A question, maybe medical, maybe psychological, about gay sex & a medical condition (NSFW and gross discussion inside)
Since you're past the NSFW tag, here's the more blunt version: I'm embarrassed to get fucked because of my hemorroids.
I'm a gay man who, over the years, has steadily had a more and more difficult time (psychologically) with receptive anal sex, due to the fact that I'm terribly self-conscious about hemorroids I've had almost my entire post-pubscent life. I suffered badly from IBS as a kid. In addition to having debilitating stomach cramps because of this, it also meant that I pushed too hard, and took far too long, when having a bowel movement. One hernia operation and a bunch of hemorroids later, I've learned how to control my diet and exercise such that I stay 'regular'... But I'm pretty sure my little 'friends' back there are permanent, at this point.
I saw a doctor some years ago about them, and after a cursory examination he proclaimed them not bad enough to warrant surgery (they were entirely un-swollen at the time, which makes me wonder how he could judge?), especially given that I don't really have flareups, in the sense that I hear about on TV. They never get sore or itchy. I could get elective surgery, he said, but then followed it up with horror stories about the recovery, potential infection, and in general explaining to me why he thought I shouldn't have the surgery if I didn't need it.
Despite not getting flareups, the fact of life is they do swell up. When I have a bowel movement, yes, but also if I'm in any position that encourages my muscles to relax down there. This includes, I'll say politely, a number of sexual positions involved in foreplay as well as actual anal sex. Worse, they also tend to bleed easily -- I got used to this as a kid, but during sex, I'm terrified not just of my partner seeing the swelling back there, but also being disgusted/frightened/etc. by any blood that may show up.
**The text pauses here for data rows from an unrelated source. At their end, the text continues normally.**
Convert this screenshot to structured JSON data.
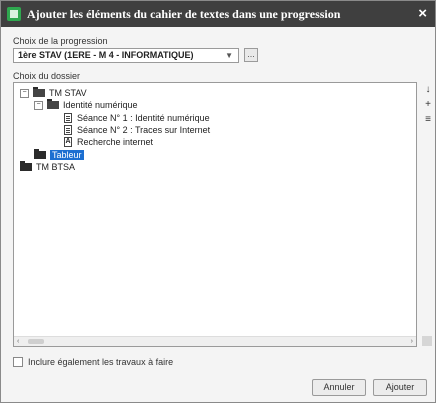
{
  "dialog": {
    "title": "Ajouter les éléments du cahier de textes dans une progression",
    "close_glyph": "×"
  },
  "progression": {
    "label": "Choix de la progression",
    "selected": "1ère STAV (1ERE - M 4 - INFORMATIQUE)",
    "caret": "▼",
    "extra_button": "..."
  },
  "dossier": {
    "label": "Choix du dossier",
    "tree": [
      {
        "toggle": "−",
        "label": "TM STAV",
        "icon": "folder-icon"
      },
      {
        "toggle": "−",
        "label": "Identité numérique",
        "icon": "folder-icon"
      },
      {
        "label": "Séance N° 1 : Identité numérique",
        "icon": "document-icon"
      },
      {
        "label": "Séance N° 2 : Traces sur Internet",
        "icon": "document-icon"
      },
      {
        "label": "Recherche internet",
        "icon": "link-icon",
        "badge": "A"
      },
      {
        "label": "Tableur",
        "icon": "folder-icon",
        "selected": true
      },
      {
        "label": "TM BTSA",
        "icon": "folder-icon"
      }
    ],
    "tools": [
      "↓",
      "+",
      "≡"
    ]
  },
  "scroll": {
    "left": "‹",
    "right": "›"
  },
  "options": {
    "include_label": "Inclure également les travaux à faire"
  },
  "buttons": {
    "cancel": "Annuler",
    "add": "Ajouter"
  }
}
I'm sorry to go into such detail, but I want to make clear the circumstances of the situation, because besides the health concerns of having receptive anal sex while bleeding, there's no medical reason why I can't enjoy being on the receiving end of anal sex. I've tried talking about it with partners, and they're mostly just confused as to why it would bother me. You'd think this would encourage me, but it mostly just makes me think I've done a good job hiding them, and if they ever saw them they'd run screaming from the bedroom. As a result, I've done it less and less, and when people ask if I want to I usually come up with some excuse why we shouldn't, while on the inside wishing desperately to say yes.
I've read every piece of medical advice online that I can on the subject of hemorroids, and I've come to the conclusion that my options are to wait for them to go away on their own, get surgery, or just live with them. Every other remedy is just voodoo. Mine have gotten neither bigger nor smaller over the years, no matter what I've done.
Does anyone have any advice on how to be less self-conscious about this? Has anyone gone through the surgery, and should I really not consider it? Do I have any options besides just getting the hell over it?